Anzac Day is a day that asks us to pause. In 1915, young Australians and New Zealanders landed on the Gallipoli peninsula. Many had never left home before. More than 8,000 Australians would not return.
Australia was a young nation then, only 13 years into Federation. When Britain declared war, we went too. Gallipoli did not succeed in its military aim, but it left a deep mark on our national life. The qualities we associate with the Anzacs – courage, endurance, loyalty to one another – have become part of how we understand ourselves as a nation.
Each year, I think particularly of the young men from our own community who made the ultimate sacrifice.

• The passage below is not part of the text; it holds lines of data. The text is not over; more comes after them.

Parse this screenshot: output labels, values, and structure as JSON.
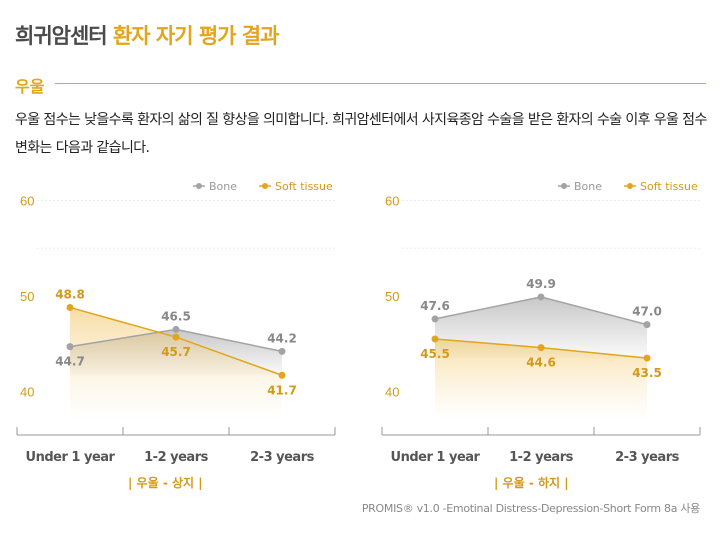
{
  "title": {
    "main": "희귀암센터",
    "accent": "환자 자기 평가 결과"
  },
  "section": "우울",
  "description": "우울 점수는 낮을수록 환자의 삶의 질 향상을 의미합니다. 희귀암센터에서 사지육종암 수술을 받은 환자의 수술 이후 우울 점수 변화는 다음과 같습니다.",
  "footer": "PROMIS® v1.0 -Emotinal Distress-Depression-Short Form 8a 사용",
  "colors": {
    "bone": "#a3a3a3",
    "soft": "#e2a51c"
  },
  "chart_data": [
    {
      "type": "line",
      "subtitle": "| 우울 - 상지 |",
      "categories": [
        "Under 1 year",
        "1-2 years",
        "2-3 years"
      ],
      "ylim": [
        37,
        62
      ],
      "yticks": [
        40,
        50,
        60
      ],
      "legend": "top-right",
      "series": [
        {
          "name": "Bone",
          "values": [
            44.7,
            46.5,
            44.2
          ]
        },
        {
          "name": "Soft tissue",
          "values": [
            48.8,
            45.7,
            41.7
          ]
        }
      ]
    },
    {
      "type": "line",
      "subtitle": "| 우울 - 하지 |",
      "categories": [
        "Under 1 year",
        "1-2 years",
        "2-3 years"
      ],
      "ylim": [
        37,
        62
      ],
      "yticks": [
        40,
        50,
        60
      ],
      "legend": "top-right",
      "series": [
        {
          "name": "Bone",
          "values": [
            47.6,
            49.9,
            47.0
          ]
        },
        {
          "name": "Soft tissue",
          "values": [
            45.5,
            44.6,
            43.5
          ]
        }
      ]
    }
  ]
}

Men like Private Ormond Fathers, a Hornsby apprentice, who enlisted in September 1914 and was among those sent to Gallipoli for the landing on 25 April 1915. Just weeks later, in June 1915, he was killed in action. His battalion would go on to fight at Lone Pine in August that year.

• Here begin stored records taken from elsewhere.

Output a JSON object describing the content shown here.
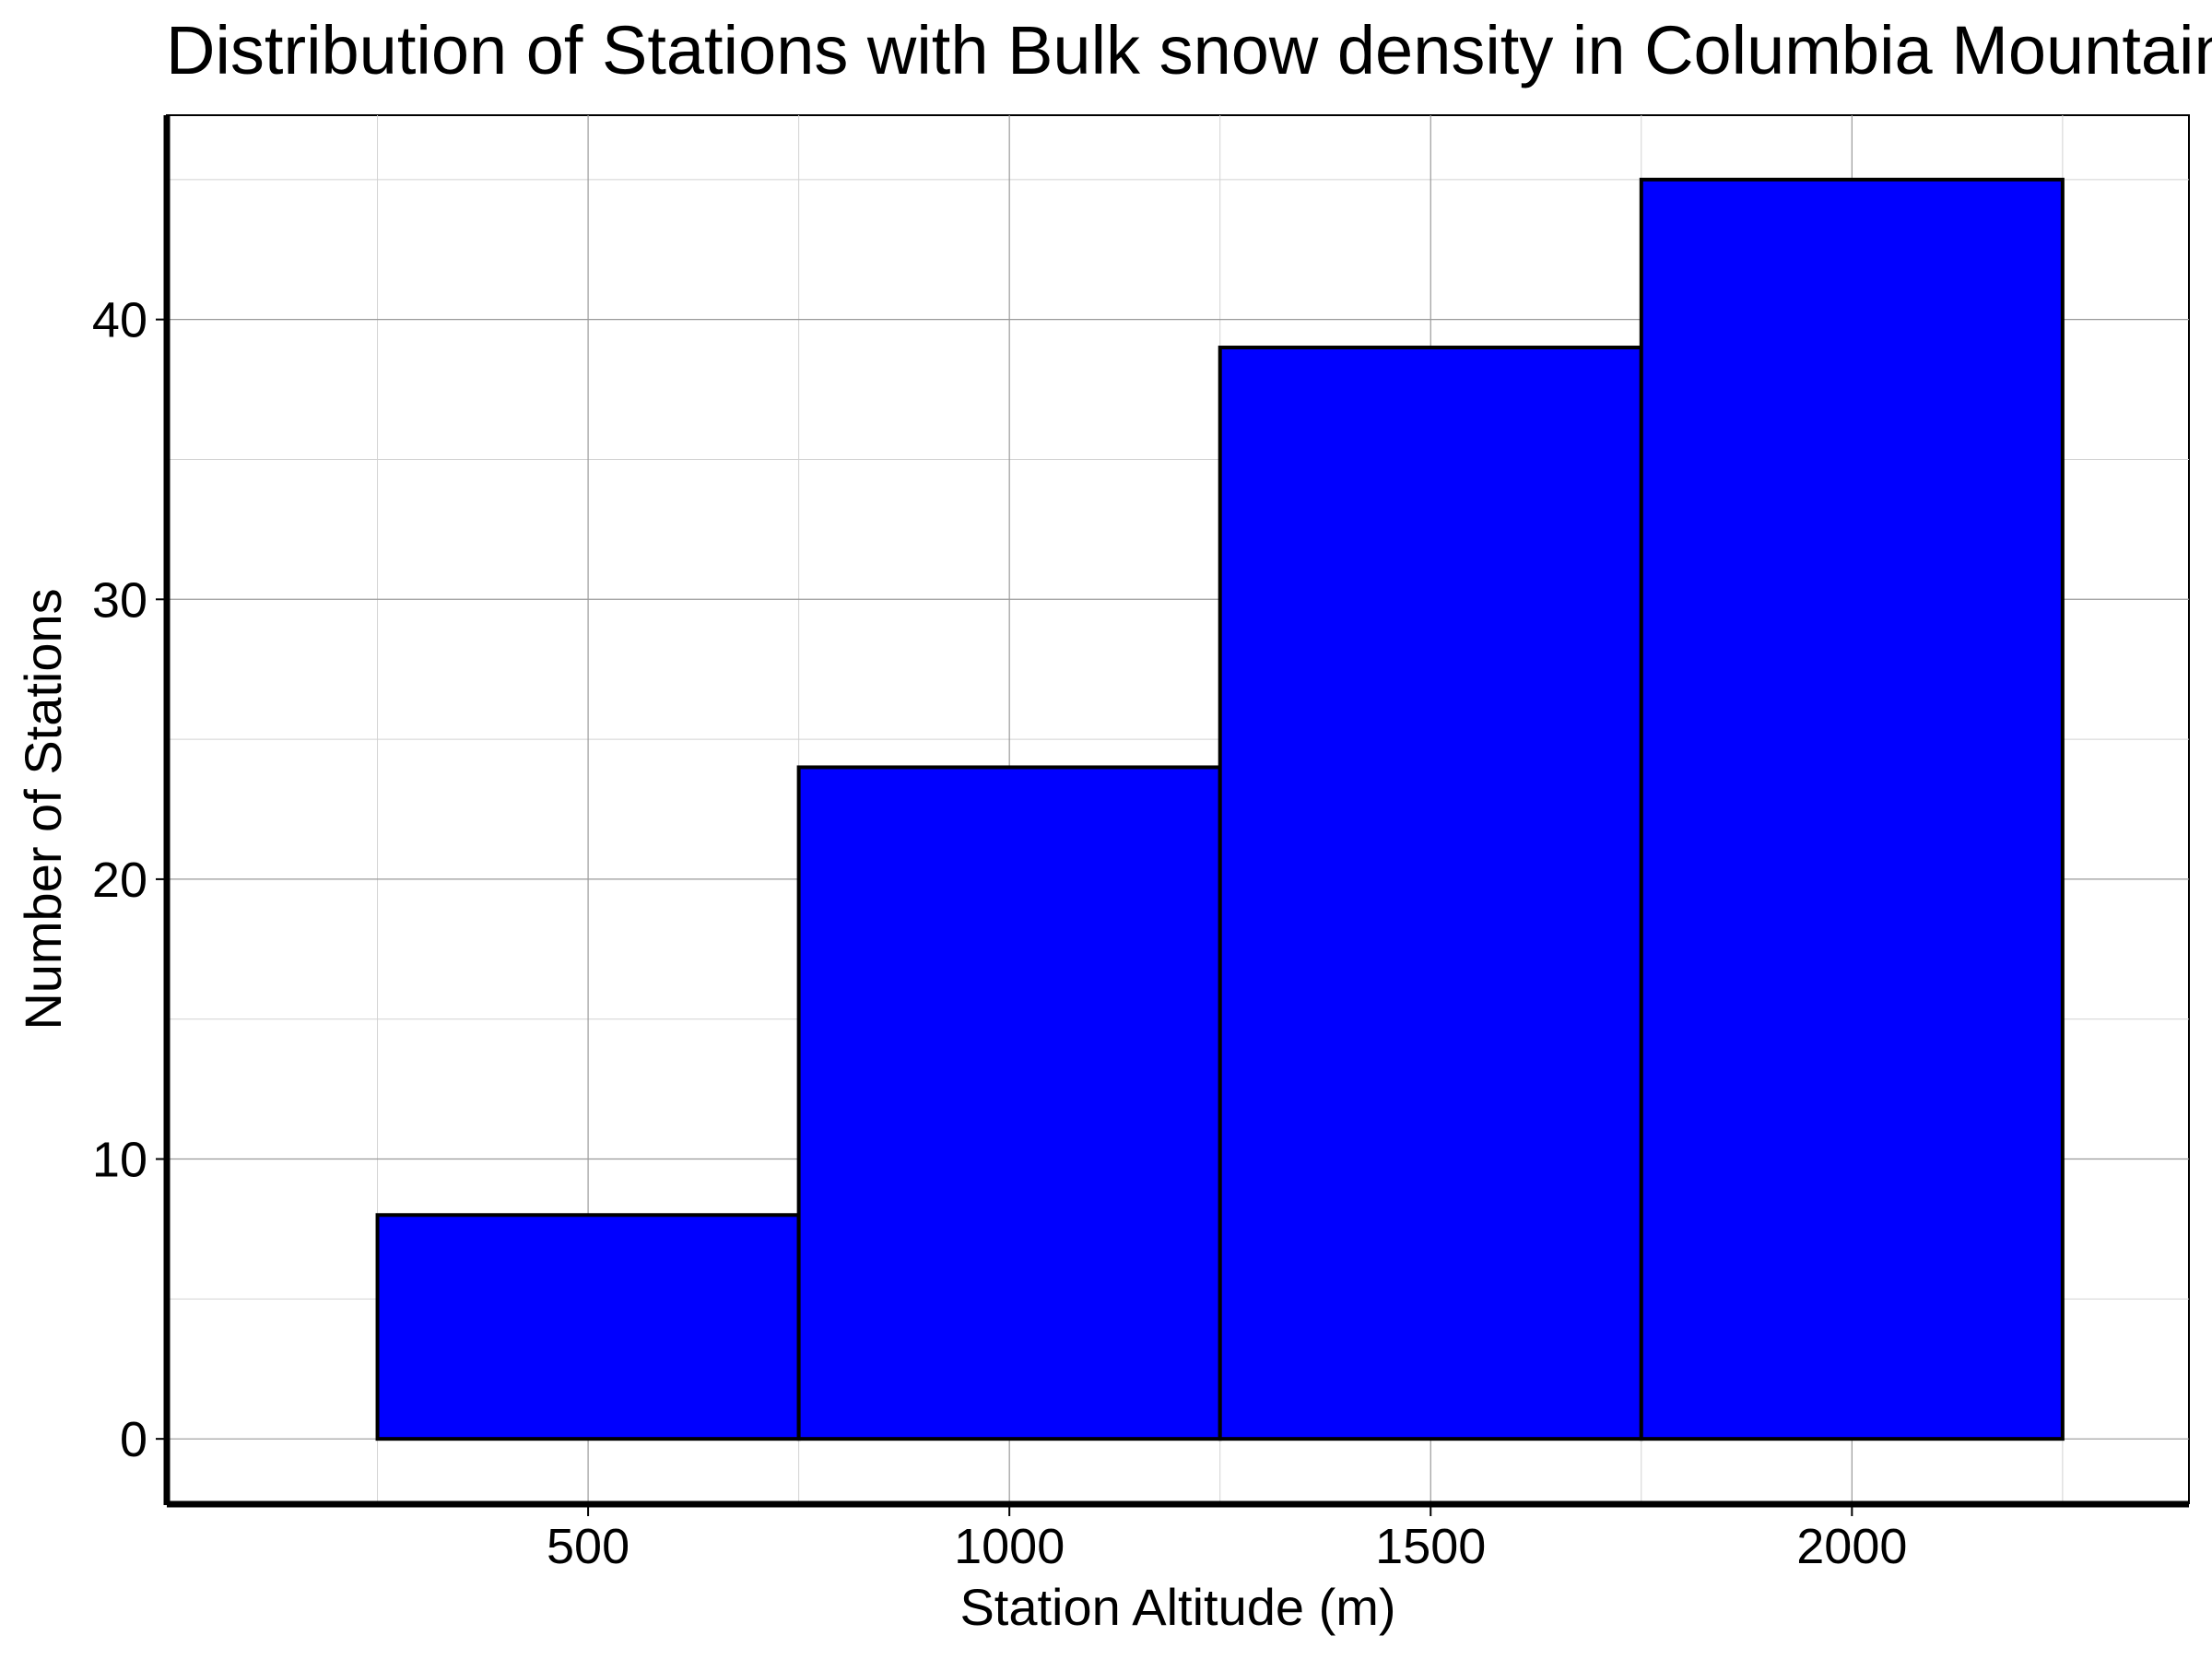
{
  "chart_data": {
    "type": "bar",
    "title": "Distribution of Stations with Bulk snow density in Columbia Mountains",
    "xlabel": "Station Altitude (m)",
    "ylabel": "Number of Stations",
    "bins": [
      {
        "start": 250,
        "end": 750,
        "value": 8
      },
      {
        "start": 750,
        "end": 1250,
        "value": 24
      },
      {
        "start": 1250,
        "end": 1750,
        "value": 39
      },
      {
        "start": 1750,
        "end": 2250,
        "value": 45
      }
    ],
    "xlim": [
      0,
      2400
    ],
    "ylim": [
      -2.3,
      47.3
    ],
    "xticks": [
      500,
      1000,
      1500,
      2000
    ],
    "yticks": [
      0,
      10,
      20,
      30,
      40
    ],
    "x_minor_ticks": [
      250,
      750,
      1250,
      1750,
      2250
    ],
    "y_minor_ticks": [
      5,
      15,
      25,
      35,
      45
    ],
    "grid": true,
    "bar_color": "#0000ff",
    "edge_color": "#000000"
  }
}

He was one of many local sons who never came home.
Each year I am struck by the sight of people gathering before dawn – young families, veterans, school students – standing quietly together as the sun rises. The dawn service speaks to something enduring in the Australian character.

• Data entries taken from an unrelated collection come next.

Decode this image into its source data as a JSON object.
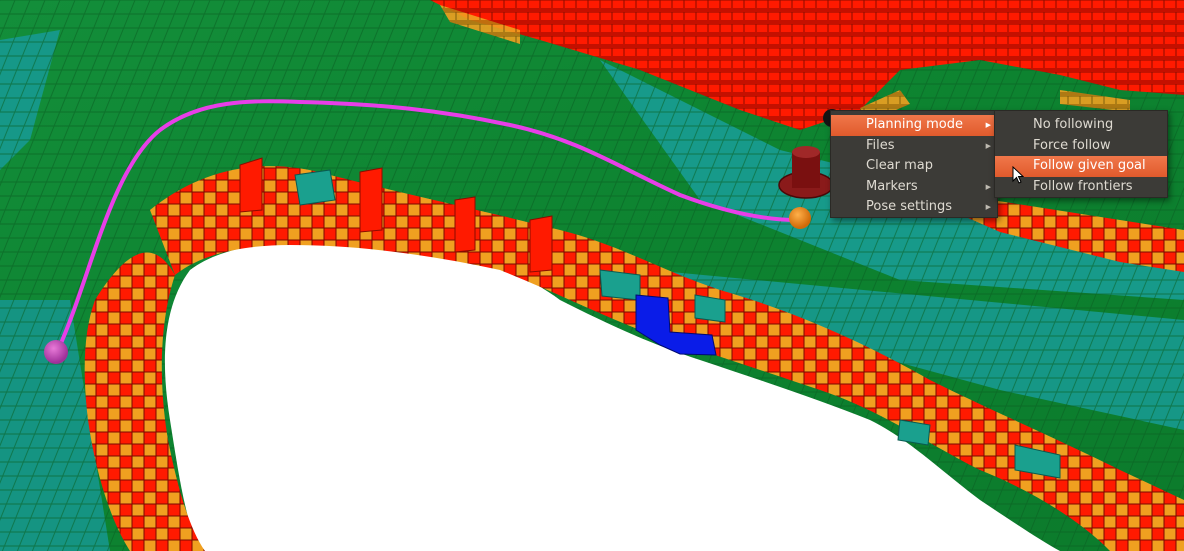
{
  "context_menu": {
    "items": [
      {
        "label": "Planning mode",
        "has_submenu": true,
        "highlighted": true
      },
      {
        "label": "Files",
        "has_submenu": true,
        "highlighted": false
      },
      {
        "label": "Clear map",
        "has_submenu": false,
        "highlighted": false
      },
      {
        "label": "Markers",
        "has_submenu": true,
        "highlighted": false
      },
      {
        "label": "Pose settings",
        "has_submenu": true,
        "highlighted": false
      }
    ]
  },
  "planning_submenu": {
    "items": [
      {
        "label": "No following",
        "highlighted": false
      },
      {
        "label": "Force follow",
        "highlighted": false
      },
      {
        "label": "Follow given goal",
        "highlighted": true
      },
      {
        "label": "Follow frontiers",
        "highlighted": false
      }
    ]
  },
  "scene": {
    "description_icons": [
      "voxel-map",
      "planned-path",
      "start-marker",
      "goal-marker",
      "robot-marker"
    ],
    "colors": {
      "floor_green": "#0f8a2e",
      "floor_teal": "#149484",
      "obstacle_red": "#ff1a00",
      "obstacle_orange": "#f0a020",
      "unknown_blue": "#0a1ce8",
      "path": "#e83ee8",
      "start_marker": "#c04ab0",
      "goal_marker": "#f28a1c",
      "robot_marker": "#8a1a1a",
      "menu_bg": "#3c3b37",
      "menu_highlight": "#e8643a"
    }
  }
}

I encourage you to attend one of our local services this Anzac Day:
- Annangrove: Annangrove Park – 11:00am
- Beecroft: Beecroft Cenotaph – 3:00pm
- Berowra: Berowra RFS car park, March and Service – 7:30am
- Berowra Waters: Western Shoreline Forecourt – 5:00am
- Brooklyn: Brooklyn Oval on 27th – 10:45am
- Cherrybrook: Anzac Jawan Cenotaph on 20th – 3:00pm
- Galston: Glaston Cenotaph – 6:00am
- Glenorie: Glenorie Memorial – 6:00am
- Glenorie: Woolworths car park, March and Service – 3:15pm
- Hornsby: Hornsby Cenotaph – 5:00am
- Kenthurst: John Benyon Park, March and Service – 8.30am
- West Pennant Hills: WPH Sports Club – 5:00pm
- Wisemans Ferry: Anzac Memorial – 6:00am
- Wisemans Ferry: Primary School, March and Service – 10:00am
Thank you to Karen Richardson for her work on the biography of Private Fathers.